Photo via Instagram @indigenouspeoplesmovement

There is a disproportionate amount of recognition for women of color in national headlines and prime time news cycles

When 22-year-old Gabrielle Petito went missing while on a cross-country road trip, she made headlines and podcasts all across the country. Shortly thereafter, her remains were found near a campground in Grand Teton National Park in Wyoming. While her disappearance made headlines, the disappearance of hundreds of Indigenous women are rarely discussed or even reported at all.

According to Wyoming state reports, Indigenous people make up 21 percent of homicides in the state but only 3 percent of the population. Over 700 women have gone missing in Wyoming over the past decade which is a shocking number, particularly because the media has barely covered any of the disappearances.

When missing Indigenous women are reported, journalists tend to write about them using derogatory terms and negative connotations, according to a Sep. 22 New York Times article. When white women go missing, journalists sympathize with their families and write it as a tragedy. Women of all races should receive equal and sympathetic news coverage when disappearances occur. Indigenous people and people of color are rightfully upset that Petito’s disappearance and disappearances of other white women are covered in-depth while the disappearances of their own women are rarely recognized.
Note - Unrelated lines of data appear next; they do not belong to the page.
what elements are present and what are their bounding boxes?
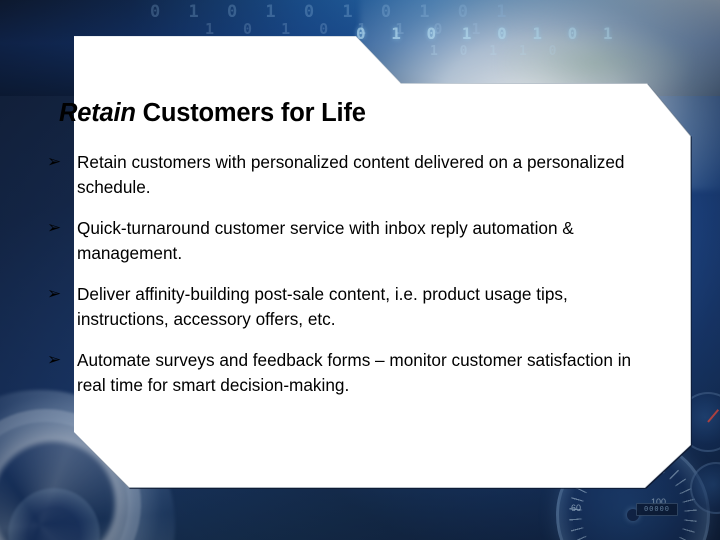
list-item-text: Quick-turnaround customer service with i… <box>77 216 657 266</box>
binary-digits-strip-1: 0 1 0 1 0 1 0 1 0 1 <box>150 2 515 22</box>
arrow-bullet-icon: ➢ <box>44 348 77 372</box>
list-item: ➢ Automate surveys and feedback forms – … <box>44 348 669 398</box>
list-item: ➢ Retain customers with personalized con… <box>44 150 669 200</box>
list-item-text: Automate surveys and feedback forms – mo… <box>77 348 657 398</box>
list-item-text: Deliver affinity-building post-sale cont… <box>77 282 657 332</box>
list-item: ➢ Quick-turnaround customer service with… <box>44 216 669 266</box>
slide-content: Retain Customers for Life ➢ Retain custo… <box>30 37 690 487</box>
presentation-slide: 0 1 0 1 0 1 0 1 0 1 1 0 1 0 1 1 0 1 0 1 … <box>0 0 720 540</box>
gauge-needle-icon <box>707 409 719 423</box>
gauge-label-60: 60 <box>571 503 581 513</box>
page-title-rest: Customers for Life <box>136 99 366 127</box>
arrow-bullet-icon: ➢ <box>44 150 77 174</box>
page-title: Retain Customers for Life <box>59 99 366 128</box>
page-title-emphasis: Retain <box>59 99 136 127</box>
arrow-bullet-icon: ➢ <box>44 282 77 306</box>
list-item: ➢ Deliver affinity-building post-sale co… <box>44 282 669 332</box>
bullet-list: ➢ Retain customers with personalized con… <box>44 150 669 414</box>
gauge-odometer-display: 00000 <box>636 503 678 516</box>
arrow-bullet-icon: ➢ <box>44 216 77 240</box>
list-item-text: Retain customers with personalized conte… <box>77 150 657 200</box>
Any woman who goes missing deserves justice, but 21 percent of Indigenous women remain missing for 30 days or longer and we hear nothing about it.

The questions remain: Why does the media only report when beautiful, young, white women go missing? Why doesn’t the media place emphasis on all women who deserve justice?
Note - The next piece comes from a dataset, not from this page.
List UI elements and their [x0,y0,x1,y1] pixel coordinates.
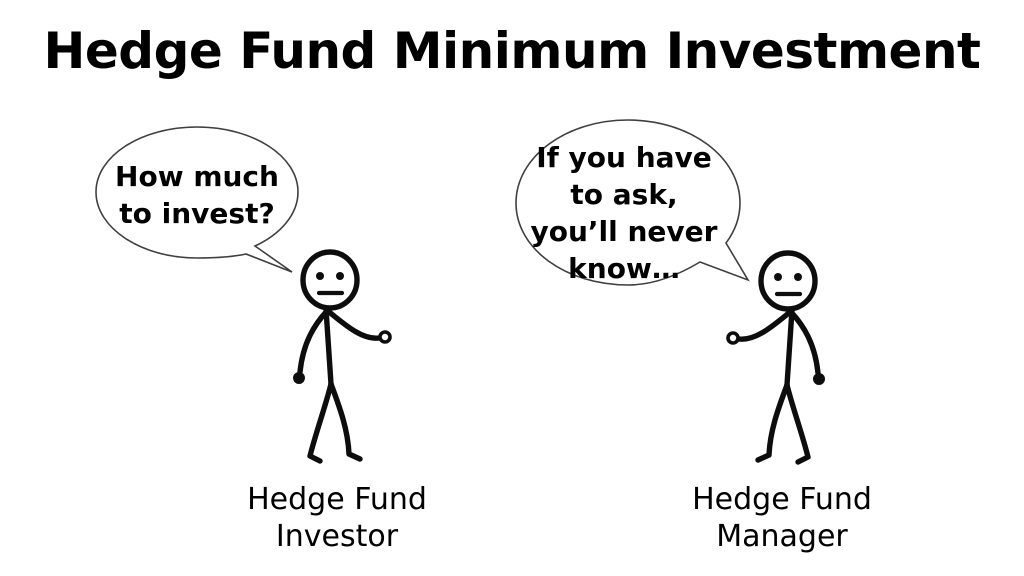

There are several explanations for this. According to an article in The Guardian, “In places where girls have gone missing, the population is disproportionately white.” Therefore, the journalists tend to write about the white middle-class women who go missing. To them, it resonates more than Indigenous people going missing, whether they are consciously or subconsciously aware of this. Additionally, white women disappearances tend to generate more interest with the public, which is better for major news organizations.

We preach equality, yet we do not prioritize equality for all Americans. Petito’s case proves that people can utilize the media for good, but it also proves that many people have an inherent racial bias. It is also a class bias – Petito was a middle-class woman who received mass media coverage while lower-class women who go missing do not receive that same coverage.
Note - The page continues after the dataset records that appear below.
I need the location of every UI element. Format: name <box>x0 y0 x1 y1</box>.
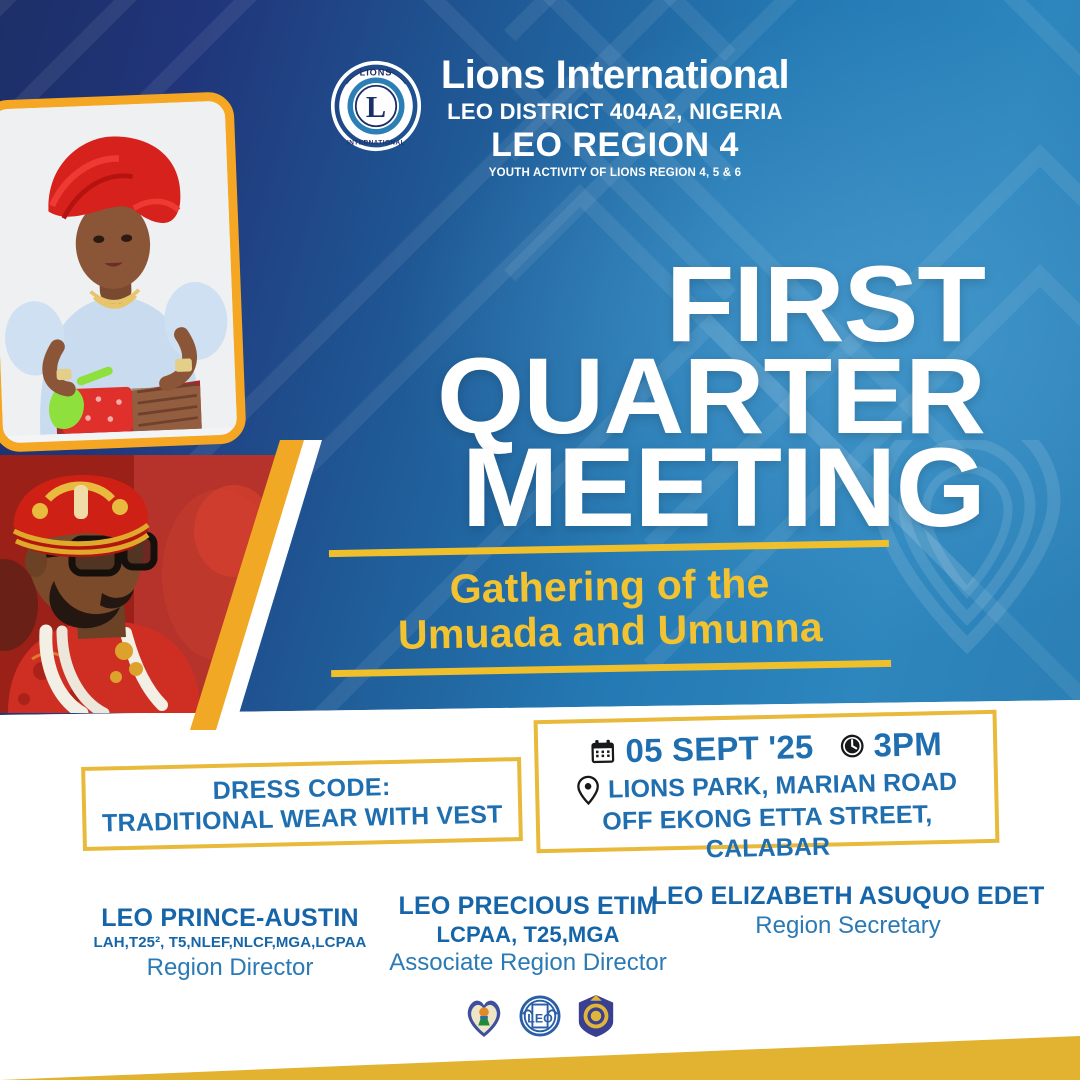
lions-district-emblem-icon <box>575 993 617 1039</box>
svg-text:LIONS: LIONS <box>360 68 393 78</box>
calendar-icon <box>589 737 617 766</box>
main-title: FIRST QUARTER MEETING <box>205 258 985 534</box>
dress-code-label: DRESS CODE: <box>212 771 391 805</box>
subtitle-text: Gathering of the Umuada and Umunna <box>329 547 891 661</box>
officer-name: LEO ELIZABETH ASUQUO EDET <box>648 882 1048 911</box>
woman-traditional-attire-photo <box>0 91 247 452</box>
officer-role: Region Director <box>70 953 390 982</box>
event-info-box: 05 SEPT '25 3PM LIONS PARK, MARIAN ROAD … <box>534 710 1000 853</box>
officer-role: Region Secretary <box>648 911 1048 940</box>
officers-list: LEO PRINCE-AUSTIN LAH,T25², T5,NLEF,NLCF… <box>0 890 1080 990</box>
officer-entry: LEO PRECIOUS ETIM LCPAA, T25,MGA Associa… <box>368 892 688 977</box>
subtitle-line-2: Umuada and Umunna <box>330 604 891 659</box>
org-name: Lions International <box>430 52 800 98</box>
dress-code-value: TRADITIONAL WEAR WITH VEST <box>102 799 503 839</box>
officer-name: LEO PRECIOUS ETIM <box>368 892 688 921</box>
clock-icon <box>839 733 866 760</box>
subtitle-block: Gathering of the Umuada and Umunna <box>329 540 891 677</box>
event-flyer: L LIONS INTERNATIONAL Lions Internationa… <box>0 0 1080 1080</box>
woman-photo-illustration <box>0 101 237 437</box>
lions-international-seal-icon: L LIONS INTERNATIONAL <box>330 60 422 152</box>
leo-club-emblem-icon: LEO <box>519 993 561 1039</box>
footer-logos: LEO <box>455 992 625 1040</box>
svg-text:L: L <box>366 90 386 124</box>
youth-note: YOUTH ACTIVITY OF LIONS REGION 4, 5 & 6 <box>430 164 800 182</box>
region-name: LEO REGION 4 <box>430 126 800 164</box>
venue-line-2: OFF EKONG ETTA STREET, CALABAR <box>554 798 982 868</box>
officer-entry: LEO ELIZABETH ASUQUO EDET Region Secreta… <box>648 882 1048 940</box>
district-name: LEO DISTRICT 404A2, NIGERIA <box>430 98 800 126</box>
dress-code-box: DRESS CODE: TRADITIONAL WEAR WITH VEST <box>81 757 523 851</box>
officer-credentials: LAH,T25², T5,NLEF,NLCF,MGA,LCPAA <box>70 933 390 953</box>
leo-heart-emblem-icon <box>463 993 505 1039</box>
event-time: 3PM <box>873 725 942 765</box>
officer-role: Associate Region Director <box>368 948 688 977</box>
officer-name: LEO PRINCE-AUSTIN <box>70 904 390 933</box>
event-date: 05 SEPT '25 <box>625 728 814 770</box>
officer-credentials: LCPAA, T25,MGA <box>368 921 688 948</box>
officer-entry: LEO PRINCE-AUSTIN LAH,T25², T5,NLEF,NLCF… <box>70 904 390 982</box>
location-pin-icon <box>576 775 601 806</box>
svg-text:INTERNATIONAL: INTERNATIONAL <box>347 140 405 147</box>
header-block: L LIONS INTERNATIONAL Lions Internationa… <box>330 52 800 212</box>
It’s time that society starts prioritizing serving justice to all women, regardless of race or class. If the media covered cases of missing Indigenous women with the same thoroughness that they covered cases of missing white women, then perhaps more Indigenous women would be found.

It doesn’t matter what race, gender or financial status a person holds. Indigenous women going missing and not receiving the justice they deserve is unquestionably wrong. It truly speaks to the racial inequality that some Americans claim doesn’t exist. However, if more people become aware of this issue, then real change may start to occur.